Author | : William Thomas Stead |
Publisher | : |
Total Pages | : 0 |
Release | : 2007 |
Genre | : Child prostitution |
ISBN | : 9780979111600 |
"The persistence of organized prostitution reflected one of the less savory aspects of Victorian life. In particular, attention was increasingly paid to the large number of young girls drawn into this way of life. Legislation, in the form of the Criminal Law Amendment Bill, was introduced in Parliament in the early 1880s with the intent of protecting young women. This was to be done through the dual means of raising the age of female consent from 13 to 16 and making brothels more susceptible to legal controls. For several years the Bill languished in Parliament. At a crucial moment, support for it was energized by a sensational report, serialized in the daily Pall Mall Gazette in 1885, documenting the complexity and reach of organized prostitution as an industry and its reliance on sophisticated techniques for the entrapment of young girls. The full text of this report, by the crusading journalist W.T. Stead, is reprinted here in its entirety for the first time since its original publication.
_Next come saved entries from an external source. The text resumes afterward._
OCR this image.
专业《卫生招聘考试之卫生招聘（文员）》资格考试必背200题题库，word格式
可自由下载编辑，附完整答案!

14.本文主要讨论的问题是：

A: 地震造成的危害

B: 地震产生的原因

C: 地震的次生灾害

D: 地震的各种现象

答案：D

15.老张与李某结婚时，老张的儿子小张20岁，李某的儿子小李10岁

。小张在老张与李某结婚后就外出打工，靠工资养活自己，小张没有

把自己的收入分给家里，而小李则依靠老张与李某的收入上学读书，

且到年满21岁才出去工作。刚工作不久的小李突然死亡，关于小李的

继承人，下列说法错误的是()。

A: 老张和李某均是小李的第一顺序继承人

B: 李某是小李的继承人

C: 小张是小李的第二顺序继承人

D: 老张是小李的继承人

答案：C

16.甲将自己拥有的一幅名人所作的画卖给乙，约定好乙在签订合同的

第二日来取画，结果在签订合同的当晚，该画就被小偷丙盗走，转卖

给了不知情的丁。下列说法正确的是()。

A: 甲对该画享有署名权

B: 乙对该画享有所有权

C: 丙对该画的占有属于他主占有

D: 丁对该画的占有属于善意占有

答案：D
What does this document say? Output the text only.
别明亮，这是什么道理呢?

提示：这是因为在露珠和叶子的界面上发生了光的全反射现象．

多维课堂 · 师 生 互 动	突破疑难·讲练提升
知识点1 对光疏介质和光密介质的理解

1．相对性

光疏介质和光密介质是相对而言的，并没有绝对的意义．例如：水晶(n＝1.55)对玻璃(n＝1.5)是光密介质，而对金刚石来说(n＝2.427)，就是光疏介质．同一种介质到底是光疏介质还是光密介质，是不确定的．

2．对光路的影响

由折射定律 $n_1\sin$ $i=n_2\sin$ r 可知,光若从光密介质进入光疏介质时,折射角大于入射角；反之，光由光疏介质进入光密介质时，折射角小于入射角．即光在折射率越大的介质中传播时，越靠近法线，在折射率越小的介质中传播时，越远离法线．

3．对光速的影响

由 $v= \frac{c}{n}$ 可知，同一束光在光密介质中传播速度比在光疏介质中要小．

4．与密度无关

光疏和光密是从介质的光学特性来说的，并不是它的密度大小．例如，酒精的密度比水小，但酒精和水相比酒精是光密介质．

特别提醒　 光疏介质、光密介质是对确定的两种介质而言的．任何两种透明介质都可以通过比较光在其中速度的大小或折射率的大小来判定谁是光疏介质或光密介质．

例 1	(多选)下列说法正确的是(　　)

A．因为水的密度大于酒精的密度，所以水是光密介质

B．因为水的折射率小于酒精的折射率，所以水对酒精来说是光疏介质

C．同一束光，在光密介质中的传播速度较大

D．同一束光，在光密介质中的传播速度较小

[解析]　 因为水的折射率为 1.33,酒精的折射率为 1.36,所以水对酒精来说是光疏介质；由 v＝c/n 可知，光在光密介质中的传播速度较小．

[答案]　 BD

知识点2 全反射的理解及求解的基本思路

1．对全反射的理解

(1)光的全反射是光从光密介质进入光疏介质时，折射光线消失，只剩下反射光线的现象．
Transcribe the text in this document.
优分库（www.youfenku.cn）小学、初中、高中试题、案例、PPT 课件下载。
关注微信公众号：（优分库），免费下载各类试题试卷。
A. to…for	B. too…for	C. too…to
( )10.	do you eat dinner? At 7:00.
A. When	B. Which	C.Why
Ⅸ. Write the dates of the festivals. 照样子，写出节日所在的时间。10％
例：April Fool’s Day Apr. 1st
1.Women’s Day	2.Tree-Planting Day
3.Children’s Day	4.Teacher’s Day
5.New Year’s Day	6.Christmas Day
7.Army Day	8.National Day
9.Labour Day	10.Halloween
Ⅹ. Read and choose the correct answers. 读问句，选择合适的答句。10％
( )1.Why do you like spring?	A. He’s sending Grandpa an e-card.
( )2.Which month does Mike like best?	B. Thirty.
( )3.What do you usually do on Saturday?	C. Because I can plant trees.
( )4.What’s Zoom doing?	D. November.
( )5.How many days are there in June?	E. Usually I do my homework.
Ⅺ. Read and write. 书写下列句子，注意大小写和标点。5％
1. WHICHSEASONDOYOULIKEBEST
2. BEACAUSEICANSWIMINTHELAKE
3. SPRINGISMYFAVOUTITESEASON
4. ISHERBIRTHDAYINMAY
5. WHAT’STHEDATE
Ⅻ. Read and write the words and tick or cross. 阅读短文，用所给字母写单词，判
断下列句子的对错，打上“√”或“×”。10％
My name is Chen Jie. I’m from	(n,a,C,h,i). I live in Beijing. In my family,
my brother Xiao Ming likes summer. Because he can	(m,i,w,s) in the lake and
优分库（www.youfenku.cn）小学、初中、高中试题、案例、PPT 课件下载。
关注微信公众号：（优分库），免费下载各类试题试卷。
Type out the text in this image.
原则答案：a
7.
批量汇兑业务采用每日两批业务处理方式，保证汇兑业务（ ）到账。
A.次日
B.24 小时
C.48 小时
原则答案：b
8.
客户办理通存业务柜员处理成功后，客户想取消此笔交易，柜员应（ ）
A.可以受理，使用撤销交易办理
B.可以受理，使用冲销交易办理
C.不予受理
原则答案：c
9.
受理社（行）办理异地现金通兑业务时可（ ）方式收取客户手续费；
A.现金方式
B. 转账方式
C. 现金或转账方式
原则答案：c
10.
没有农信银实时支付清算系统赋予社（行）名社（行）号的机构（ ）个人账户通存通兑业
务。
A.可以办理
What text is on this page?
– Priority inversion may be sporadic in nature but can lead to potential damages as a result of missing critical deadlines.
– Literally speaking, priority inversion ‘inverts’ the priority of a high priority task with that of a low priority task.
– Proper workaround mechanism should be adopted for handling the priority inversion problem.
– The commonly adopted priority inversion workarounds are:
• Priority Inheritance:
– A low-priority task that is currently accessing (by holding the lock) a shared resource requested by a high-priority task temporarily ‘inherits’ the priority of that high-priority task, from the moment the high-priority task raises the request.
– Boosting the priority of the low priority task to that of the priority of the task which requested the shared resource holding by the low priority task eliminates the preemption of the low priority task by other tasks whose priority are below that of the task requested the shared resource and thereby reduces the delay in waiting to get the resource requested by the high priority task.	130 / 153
Its impact was tremendous and the report itself is thought to have provided the necessary impetus for the enactment of the most influential piece of legislation in British history relating to sexuality and its exploitation. It is a major primary source documenting Victorian attitudes toward female sexuality and its exploitation and is here generally accessible to the modern reader for the first time. Annotations to the original text identify people and places mentioned and other references made by Stead. An introductory essay places Stead's work in its historical context and identifies the various legal efforts made to combat organized prostitution from the 1820s onward. This essay also addresses one section of the Act, the so-called Labouchère Amendment, which provided the principal legal means for harassing homosexuals for the following eighty years."--From publisher description.